Posted on 30 maja 2016 in Praca w Belgii
W ostatnich latach bez żadnych wyrzutów opuszczamy ojczyznę dla dobra materialnego. Trudno się dziwić w końcu każdy chce godnie żyć. Coraz chętniej decydujemy się na pozostanie na stałe w danym kraju. Mieszkam w Belgii już siedem lat i obserwuję jak wciąż przybywa naszych rodaków do tego wspaniałego kraju. Żyje się tu naprawdę na wysokim poziomie. Pamiętam jak w Polsce zarabiałem nieco ponad tysiąc złotych.
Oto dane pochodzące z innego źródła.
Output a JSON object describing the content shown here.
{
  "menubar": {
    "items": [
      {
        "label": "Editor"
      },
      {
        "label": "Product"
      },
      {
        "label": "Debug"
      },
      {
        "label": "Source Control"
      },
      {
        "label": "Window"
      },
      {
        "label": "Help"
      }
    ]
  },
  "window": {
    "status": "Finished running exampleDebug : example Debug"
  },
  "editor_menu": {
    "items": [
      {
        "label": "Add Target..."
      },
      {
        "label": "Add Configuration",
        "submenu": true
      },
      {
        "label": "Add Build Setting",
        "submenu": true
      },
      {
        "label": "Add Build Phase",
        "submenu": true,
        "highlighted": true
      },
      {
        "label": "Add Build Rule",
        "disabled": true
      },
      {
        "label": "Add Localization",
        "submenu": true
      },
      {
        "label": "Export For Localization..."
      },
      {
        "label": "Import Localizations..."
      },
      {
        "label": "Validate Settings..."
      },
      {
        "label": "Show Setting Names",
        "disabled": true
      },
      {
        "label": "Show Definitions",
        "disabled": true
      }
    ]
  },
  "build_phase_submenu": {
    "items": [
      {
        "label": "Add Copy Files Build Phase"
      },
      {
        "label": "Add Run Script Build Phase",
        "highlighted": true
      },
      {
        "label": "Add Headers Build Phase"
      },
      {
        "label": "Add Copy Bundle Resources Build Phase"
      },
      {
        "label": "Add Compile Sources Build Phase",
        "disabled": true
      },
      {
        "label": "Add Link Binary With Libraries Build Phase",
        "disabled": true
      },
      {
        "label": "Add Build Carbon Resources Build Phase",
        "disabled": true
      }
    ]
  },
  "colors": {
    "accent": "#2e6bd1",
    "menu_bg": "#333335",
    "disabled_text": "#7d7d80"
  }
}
To są śmieszne pieniądze i teraz to nawet nie chciałoby mi się wstawać rano dla takiej sumy. Pracuję na budowie i zarabiam miesięcznie 8 000 złotych. Wciąż duże zapotrzebowanie jest na budowlańców, spawaczy oraz operatorów wózka widłowego. Te zawody w Belgii są cenione a w Polsce zarabia się marne grosze, które nawet nie wystarczą na opłaty. Gdy ma się ochotę to można także przyjechać do Belgii na prace sezonowe przy zbiorze owoców i warzyw. Ten, kto jest hydraulikiem z zawodu, mechanikiem czy chciałby opiekować się osobą starszą także znajdą dla siebie posadę w Belgii. Specjaliści tacy jak informatyk czy lekarz potrafią miesięcznie zarobić 17 000 złotych. Osoby z doświadczeniem bez wątpienia mogą w Belgii bardzo dużo zarobić. Nie da się ukryć, że warunki pracy oraz zarobki w Belgii są bardzo atrakcyjne i nic dziwnego, że przyjeżdżamy tu na stałe. Starając się o pracę w tym kraju nie trzeba starać się o pozwolenie. Pracy tu nie brakuje i jestem przekonany, że zostanę tu na stałe. Uważam, że takie warunki mi całkowicie odpowiadają i nic nie zamierzam w swoim życiu zmieniać.